This page has been created to spotlight individuals discussing the environmental movement within communities who are often under-represented. Many organizations have been speaking about climate change in relation to developing nations, people of color, and those of lower socio-economic backgrounds for a long time.
This page is not meant for my voice, but for theirs. This website has tried to be created with inclusivity in mind. However, my view is undeniably limited. If you see anything that could be improved upon in this department, please contact me and let me know. I would like to grow from this experience as much as possible.
“Sadly, the people at greater risk from climate hazards are the poor, the vulnerable and the marginalized who, in many cases, have been excluded from socioeconomic progress,” noted United Nations Secretary-General Ban Ki-moon in the report. “We have no time to waste—and a great deal to gain—when it comes to addressing the socioeconomic inequalities that deepen poverty and leave people behind.”

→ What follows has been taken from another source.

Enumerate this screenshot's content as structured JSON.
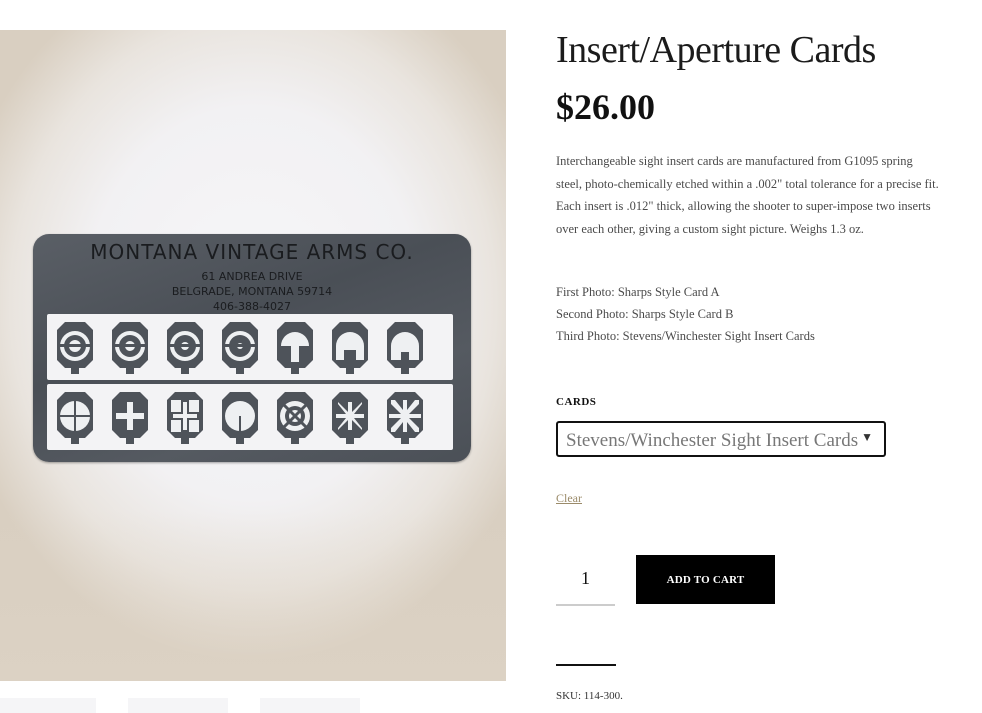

Read the United Nations Report on climate change and how it disproportionately affects marginalized communities.
The Red Nation
The Red Nation is "a coalition of Native and non-Native activists, educators, students, and community organizers advocating Native liberation." They advocate for Indigenous peoples, their rights, and the protection of their lands.
Together Restoring Economic Empowerment (Tree)
A civil rights organization led by youth and young adults of color fighting for environmental and economic justice. TREE's Action Center has information on projects, and resources for you to become more involved in climate justice.
Black Belt Citizens Fighting for Health
Black Belt Citizens' campaigns focus on eliminating toxic coal ash from the Uniontown Alabama area caused by landfills, and work to provide clean water to citizens.
Chispa raises awareness of climate change's affect on Latinx communities. They have led campaigns all across the U.S. you could consider getting involved with.
OceansGlobal combines ocean conservation efforts with mental health. Their mission is "to bring the therapeutic benefits of the sea as alternative treatment for substance abusers and replace their addictive behaviors into being passionate about the ocean, and how to conserve it."
Queers X Climate (QXC)
"QXC seeks to be the catalyst toward a larger movement in which LGBTQ+ activists use their power and influence to rally greater climate change awareness and environmental activism; as well as to increase the viability of the contributions that the LGBTQ+ community is doing towards environmental protection."